Truth be told , I hate school.I don’t hate learning and I am lucky to be blessed with good memory.I think that you need to talk to your parents, maybe academia is not suited for you.I know it is hard but I think they will support you.Please don’t put too much pressure on yourself.

I know the feeling that you did not do enough.I went through a period of self loathing and depression before my igcse and only started studying 2 weeks before the exam ( tho I did work very hard on maths for 5 months ) .I was lucky that I got the grades that I got.

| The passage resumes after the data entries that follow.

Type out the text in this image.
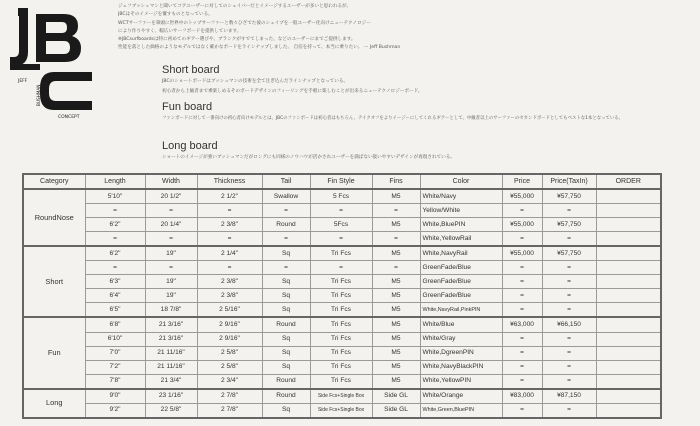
JEFF
BUSHMAN
CONCEPT
ジェフブッシュマンと聞いてコアユーザーに対してのシェイパーだとイメージするユーザーが多いと思われるが、
JBCはそのイメージを覆すものとなっている。
WCTサーファーを筆頭に世界中のトップサーファーと数々ひざでた彼のシェイプを一般ユーザー化向けニューテクノロジー
により作りやすく、幅広いサーフボードを提供しています。
※JBCsurfboardsは特に初めてのギアー選びや、ブランクがすでてしまった、などのユーザーにまでご提供します。
性能を落とした価格のようなモデルではなく確かなボードをラインナップしました。 自信を持って、本当に乗りたい。 ー Jeff Bushman
Short board
JBCのショートボードはブッシュマンの技術を全て注ぎ込んだラインナップとなっている。
初心者から上級者まで乗楽しめるそのボードデザインのフィーリングを手軽に楽しむことが出来るニューテクノロジーボード。
Fun board
ファンボードに対して一番向けの初心者向けモデルとは、JBCのファンボードは初心者はもちろん、テイクオフをよりイージーにしてくれるギアーとして、中級者以上のサーファーのセカンドボードとしてもベストな1本となっている。
Long board
ショートのイメージが強いブッシュマンだがロングにも同様のノウハウが活かされユーザーを満ばない扱いやすいデザインが再現されている。
Category	Length	Width	Thickness	Tail	Fin Style	Fins	Color	Price	Price(TaxIn)	ORDER
RoundNose	5'10"	20 1/2"	2 1/2"	Swallow	5 Fcs	M5	White/Navy	¥55,000	¥57,750	
	=	=	=	=	=	=	Yellow/White	=	=	
	6'2"	20 1/4"	2 3/8"	Round	5Fcs	M5	White,BluePIN	¥55,000	¥57,750	
	=	=	=	=	=	=	White,YellowRail	=	=	
Short	6'2"	19"	2 1/4"	Sq	Tri Fcs	M5	White,NavyRail	¥55,000	¥57,750	
	=	=	=	=	=	=	GreenFade/Blue	=	=	
	6'3"	19"	2 3/8"	Sq	Tri Fcs	M5	GreenFade/Blue	=	=	
	6'4"	19"	2 3/8"	Sq	Tri Fcs	M5	GreenFade/Blue	=	=	
	6'5"	18 7/8"	2 5/16"	Sq	Tri Fcs	M5	White,NavyRail,PinkPIN	=	=	
Fun	6'8"	21 3/16"	2 9/16"	Round	Tri Fcs	M5	White/Blue	¥63,000	¥66,150	
	6'10"	21 3/16"	2 9/16"	Sq	Tri Fcs	M5	White/Gray	=	=	
	7'0"	21 11/16"	2 5/8"	Sq	Tri Fcs	M5	White,DgreenPIN	=	=	
	7'2"	21 11/16"	2 5/8"	Sq	Tri Fcs	M5	White,NavyBlackPIN	=	=	
	7'8"	21 3/4"	2 3/4"	Round	Tri Fcs	M5	White,YellowPIN	=	=	
Long	9'0"	23 1/16"	2 7/8"	Round	Side Fcs+Single Box	Side GL	White/Orange	¥83,000	¥87,150	
	9'2"	22 5/8"	2 7/8"	Sq	Side Fcs+Single Box	Side GL	White,Green,BluePIN	=	=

Anyways after the exam, I wish I had done more.I went through 3 months of torturing myself.I cried a lot and also mentally hurt myself because I was so mad at myself. After that period , I realised that I can’t change the past and this is the best I can do at the moment.

The only thing I can say is that you can’t trap yourself in this trap and you should not fake your certificate.People can thrive without academia, there a lot of people who are highschool dropouts and still are able to make a lot of money.
I beg you, don’t make my mistake.Live in the moment and don’t torture yourself !!